Aristaeus Contrasted Against Herakles

        That the myth of Aristaeus represents the Samson story from the Philistine perspective, is even more apparent when contrasted against that of Herakles (representing the Danite viewpoint). For prominent in the Herakles narratives is the idea that he was sent as a deliverer, (of the Thebans in his case, whom he felt a kinship to,) from the tyrannical oppression of the Minyans (ostensibly a Pelasgian tribe). On the other hand, the myth of Aristaeus, being told from the angle of the oppressors themselves, conspicuously omitted his role as a deliverer from the myth. This omission along with the favoritism displayed in glorifying the maiden Cyrene, and the whitewashing of Samson’s opposition with the beneficence of Aristaeus, shows not only a bias toward the Philistines, but also is a strong indication that there were at least two, and probably a whole cycle of “Samson stories,” that had to be collected and aggregated (often, as we have seen, without complete consistency,) in order to weave together the Scriptural account.
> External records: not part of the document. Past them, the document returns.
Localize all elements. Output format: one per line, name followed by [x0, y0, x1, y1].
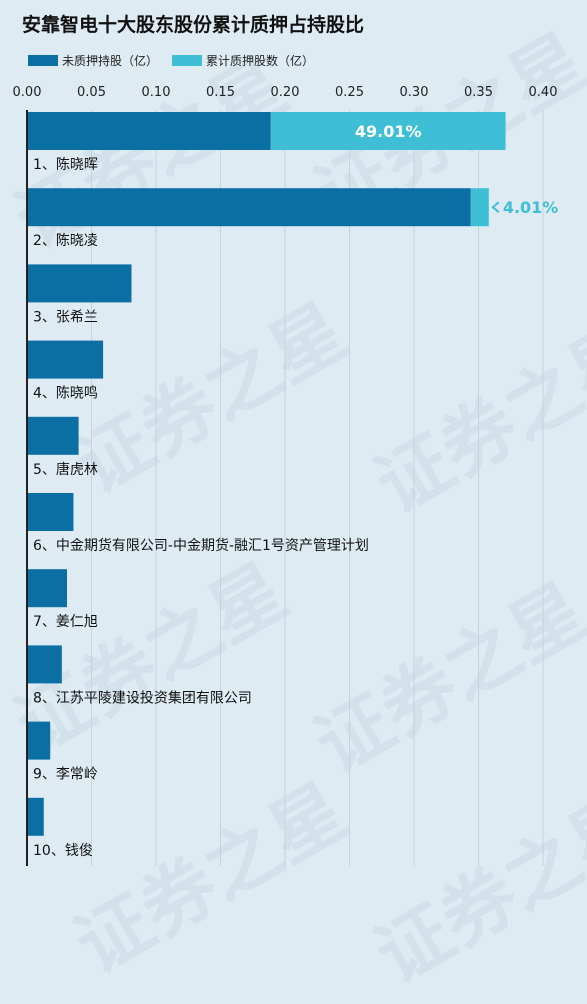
legend-item-pledged: 累计质押股数（亿） [172, 52, 314, 69]
bar-unpledged [27, 112, 271, 150]
bar-pledged [270, 112, 506, 150]
percentage-label: 4.01% [503, 198, 559, 217]
bar-unpledged [27, 645, 62, 684]
bar-unpledged [27, 188, 471, 227]
bar-unpledged [27, 721, 51, 760]
bar-unpledged [27, 569, 67, 608]
bar-unpledged [27, 416, 79, 455]
bar-chart: 0.00 0.05 0.10 0.15 0.20 0.25 0.30 0.35 0.40 1、陈晓… [13, 85, 559, 866]
legend-swatch-pledged [172, 55, 203, 66]
category-label: 4、陈晓鸣 [33, 385, 98, 402]
x-tick-label: 0.20 [271, 85, 300, 100]
category-label: 7、姜仁旭 [33, 614, 98, 630]
x-tick-label: 0.05 [77, 85, 106, 100]
category-label: 8、江苏平陵建设投资集团有限公司 [33, 689, 252, 706]
x-tick-label: 0.10 [142, 85, 171, 100]
category-label: 2、陈晓凌 [33, 232, 98, 249]
category-label: 6、中金期货有限公司-中金期货-融汇1号资产管理计划 [33, 537, 369, 554]
bar-unpledged [27, 340, 104, 379]
category-label: 5、唐虎林 [33, 461, 98, 478]
chart-title: 安靠智电十大股东股份累计质押占持股比 [22, 14, 365, 36]
legend-item-unpledged: 未质押持股（亿） [28, 52, 158, 69]
x-tick-label: 0.25 [335, 85, 364, 100]
x-tick-label: 0.00 [13, 85, 42, 100]
bar-unpledged [27, 264, 132, 303]
legend: 未质押持股（亿） 累计质押股数（亿） [28, 52, 328, 69]
category-label: 1、陈晓晖 [33, 156, 98, 173]
category-label: 9、李常岭 [33, 767, 98, 783]
bar-unpledged [27, 493, 74, 531]
legend-label-unpledged: 未质押持股（亿） [62, 54, 159, 68]
percentage-arrow [491, 201, 500, 213]
x-tick-label: 0.30 [400, 85, 429, 100]
x-tick-label: 0.15 [206, 85, 235, 100]
legend-swatch-unpledged [28, 55, 58, 66]
bar-unpledged [27, 797, 44, 836]
bar-pledged [470, 188, 489, 227]
percentage-label: 49.01% [355, 122, 422, 141]
category-label: 10、钱俊 [33, 843, 93, 859]
category-label: 3、张希兰 [33, 309, 98, 325]
x-tick-label: 0.35 [464, 85, 493, 100]
legend-label-pledged: 累计质押股数（亿） [206, 54, 315, 68]
x-tick-label: 0.40 [529, 85, 558, 100]
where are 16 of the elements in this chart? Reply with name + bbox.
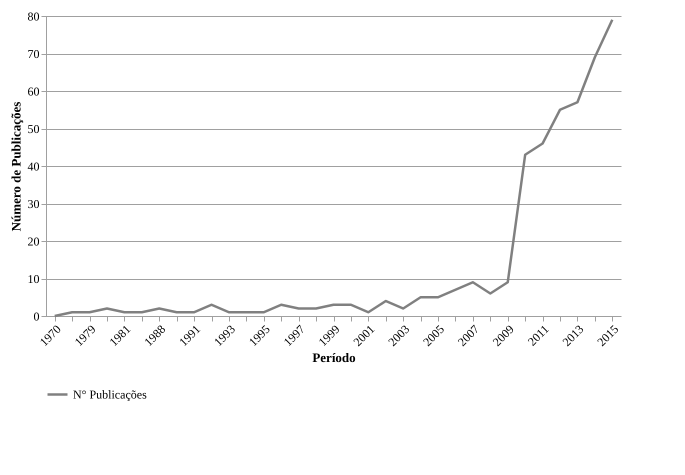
y-tick-label: 40 xyxy=(28,160,40,174)
line-series xyxy=(53,18,614,318)
x-tick-label: 2011 xyxy=(525,322,552,349)
y-tick-label: 60 xyxy=(28,84,40,98)
x-tick-label: 1981 xyxy=(106,322,134,349)
y-tick-label: 20 xyxy=(28,234,40,248)
x-axis-title: Período xyxy=(312,350,356,366)
y-axis-title: Número de Publicações xyxy=(8,102,24,232)
y-tick-label: 50 xyxy=(28,122,40,136)
x-tick-label: 1991 xyxy=(176,322,204,349)
y-tick-label: 70 xyxy=(28,47,40,61)
legend-label: N° Publicações xyxy=(73,388,148,402)
y-tick-label: 30 xyxy=(28,197,40,211)
y-tick-label: 0 xyxy=(34,310,40,324)
y-tick-label: 80 xyxy=(28,10,40,24)
y-tick-label: 10 xyxy=(28,272,40,286)
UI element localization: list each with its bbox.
Even the Greek mythographers, who received the story from the two different sources, Danite an Philistine, did not recognize them as the same. The hero who delivers his people from oppression, and the sage who introduces beekeeping and honey harvesting, are distinct enough characters to merit two separate myths. No doubt, if the Greeks had our advantage in having access to the Book of Judges, then they too would certainly have realized these were simply two facets of the same great culture hero.